Теперь Та Шу различил группы, сформировавшиеся до начала сутолоки. В основном колонны молодежи, протискивающиеся через толпу с флагами в руках, за ними скользил хоровод в виде дракона, как на новогодних парадах, кто-то кричал в мегафон, другие пели. Туаньпай[25], если это были они, скандировали лозунги вроде «Пока мы едины – мы непобедимы» и «Диктат законов для страны». А еще «Закону – да, коррупции – нет» и «Закон выше партии». Наверное, это все-таки протестные выступления.
Лозунги поразили Та Шу – у него сложилось впечатление, что городская молодежь полностью поглощена социальными сетями и поддерживает линию партии, проповедует крайний национализм и отвергает все разговоры о законности, считая, что их разносят байцзо, белые леваки. Эта молодежь часто утверждала, что «диктат закона» – это корыстный псевдоуниверсализм, который навязывают западные империалисты в своей попытке получить контроль над всем миром. С точки зрения партии – очень удобная позиция, неоднократно и горячо поддержанная многими «независимыми» экспертами, на самом деле оплаченными партией.
Но такой же точки зрения придерживались многие люди, и не считающие себя партийными пропагандистами. Даже в Гонконге среди молодежи стало много леваков, и Та Шу считал это обескураживающим признаком безмозглого конформизма, царящего в Сети. Сам Та Шу не был «новым левым», он был старым левым. А его любимый политический теоретик – Лао-цзы.
В любом случае, они здесь, длинные вереницы людей в толпе, радостно поют и выглядят как призраки молодежи периода Культурной революции, а может, коммунистической революции или национально-освободительной 1911 года. Несомненно, если бы во времена восстания Красных повязок существовали камеры, они запечатлели бы те же горящие взгляды. Всегда одно и то же чувство – угнетенные подняли голову. Или даже происходит смена династии. Возможно, колесо истории снова повернется.
Та Шу всем сердцем надеялся, что этого не произойдет.
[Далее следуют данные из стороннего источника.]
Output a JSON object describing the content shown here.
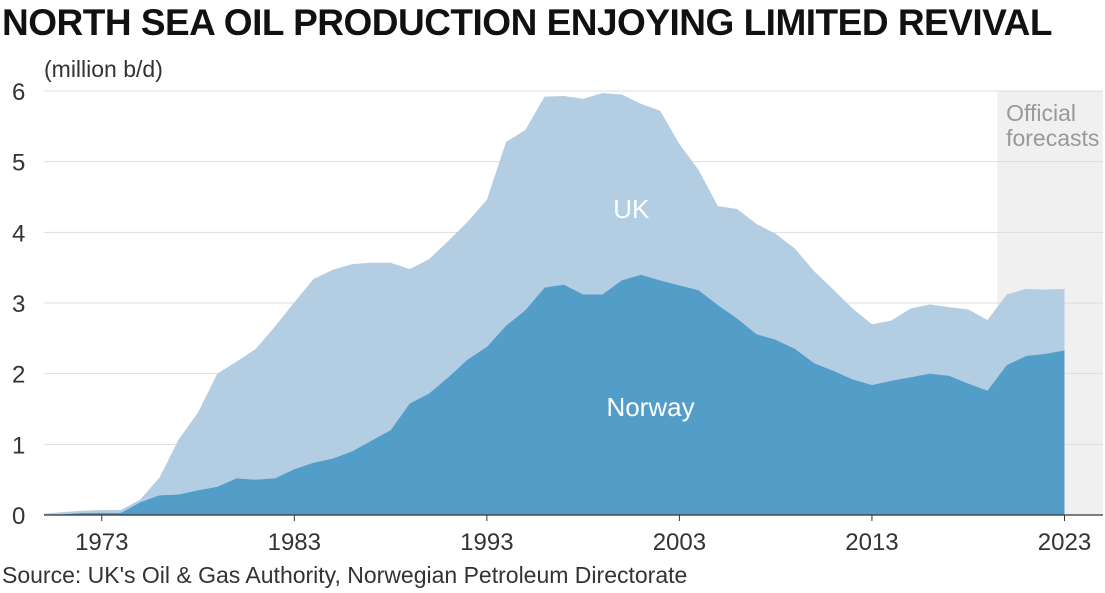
{
  "title": "NORTH SEA OIL PRODUCTION ENJOYING LIMITED REVIVAL",
  "unit_label": "(million b/d)",
  "source": "Source: UK's Oil & Gas Authority, Norwegian Petroleum Directorate",
  "forecast_label": [
    "Official",
    "forecasts"
  ],
  "colors": {
    "uk": "#b3cde3",
    "norway": "#539ec9",
    "forecast_band": "#f0f0f0",
    "grid": "#dddddd"
  },
  "chart_data": {
    "type": "area",
    "stacked": true,
    "x": [
      1970,
      1971,
      1972,
      1973,
      1974,
      1975,
      1976,
      1977,
      1978,
      1979,
      1980,
      1981,
      1982,
      1983,
      1984,
      1985,
      1986,
      1987,
      1988,
      1989,
      1990,
      1991,
      1992,
      1993,
      1994,
      1995,
      1996,
      1997,
      1998,
      1999,
      2000,
      2001,
      2002,
      2003,
      2004,
      2005,
      2006,
      2007,
      2008,
      2009,
      2010,
      2011,
      2012,
      2013,
      2014,
      2015,
      2016,
      2017,
      2018,
      2019,
      2020,
      2021,
      2022,
      2023
    ],
    "series": [
      {
        "name": "Norway",
        "values": [
          0,
          0.01,
          0.03,
          0.03,
          0.03,
          0.18,
          0.28,
          0.29,
          0.35,
          0.4,
          0.52,
          0.5,
          0.52,
          0.65,
          0.74,
          0.8,
          0.9,
          1.05,
          1.2,
          1.58,
          1.72,
          1.95,
          2.2,
          2.38,
          2.68,
          2.9,
          3.22,
          3.26,
          3.12,
          3.12,
          3.32,
          3.4,
          3.32,
          3.25,
          3.18,
          2.97,
          2.78,
          2.56,
          2.48,
          2.35,
          2.15,
          2.04,
          1.92,
          1.84,
          1.9,
          1.95,
          2.0,
          1.97,
          1.86,
          1.76,
          2.12,
          2.25,
          2.28,
          2.33
        ]
      },
      {
        "name": "UK",
        "values": [
          0.02,
          0.03,
          0.03,
          0.04,
          0.04,
          0.04,
          0.25,
          0.78,
          1.1,
          1.6,
          1.65,
          1.85,
          2.15,
          2.36,
          2.6,
          2.67,
          2.65,
          2.52,
          2.37,
          1.9,
          1.9,
          1.93,
          1.95,
          2.08,
          2.6,
          2.55,
          2.7,
          2.67,
          2.77,
          2.85,
          2.63,
          2.42,
          2.4,
          2.0,
          1.7,
          1.4,
          1.55,
          1.56,
          1.5,
          1.42,
          1.3,
          1.15,
          1.0,
          0.86,
          0.85,
          0.97,
          0.98,
          0.97,
          1.05,
          1.0,
          1.0,
          0.95,
          0.91,
          0.87
        ]
      }
    ],
    "area_labels": [
      {
        "text": "UK",
        "x": 1400,
        "y": 4.2
      },
      {
        "text": "Norway",
        "x": 2001.5,
        "y": 1.4
      }
    ],
    "forecast_start": 2019.5,
    "xlim": [
      1970,
      2025
    ],
    "ylim": [
      0,
      6
    ],
    "x_ticks": [
      1973,
      1983,
      1993,
      2003,
      2013,
      2023
    ],
    "y_ticks": [
      0,
      1,
      2,
      3,
      4,
      5,
      6
    ],
    "ylabel": "(million b/d)",
    "grid": "horizontal",
    "legend": "none"
  }
}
Он не мог представить Китай без партии во главе. Страна наверняка погрузится в полный хаос. Если в Китай придет демократия, наверняка выберут идиотов, как в Америке. Лучше всего позволить работать профессионалам – инженерам, техникам, бюрократам.
А может, и нет. Он понял, что многие эти молодые люди – вовсе не городская молодежь, проводящая жизнь со своими браслетами и работающая не полный день. Здесь были рабочие, они выглядели потрепанными, даже несмотря на юность. Закаленные трудностями и голодные внутренние мигранты, трижды обездоленные, миллиард. Многие приехали в Пекин издалека, хотя некоторые, похоже, прибыли прямо с работы. Лишь немногие владели чем-то кроме собственной одежды. Обычно Та Шу видел таких людей только периферийным зрением, на стройках, через окна фабрик или на ветках метро, которыми они обычно пользовались.
Теперь же Та Шу их заметил и понял, что они составляют большинство. Они специально для этого приехали в Пекин. Вперед протиснулась колонна девушек, красивых, стройных и деловитых. Фабричные работницы расталкивали людей со своего пути и шли тройками или четверками, выкрикивая лозунги и шагая в ногу с речевками, готовые дать отпор, если им помешают. Кому они противостоят?
Браслет на руке завибрировал, напомнив Та Шу, что он прикован к настоящему. А он-то решил, что облачную сеть отключили. Но браслет настойчиво гудел, и Та Шу посмотрел на него. С ним хотела поговорить Пэн Лин.
– Здравствуй, Лин! – произнес Та Шу в браслет. – Рад, что ты позвонила.
– Нужно встретиться, – сказала она без лишних предисловий. На крохотной картинке в браслете ее лицо выглядело неожиданно серьезным. – Можешь ко мне приехать?
– Я застрял в пробке на юге города, – объяснил Та Шу. – Здесь что-то происходит.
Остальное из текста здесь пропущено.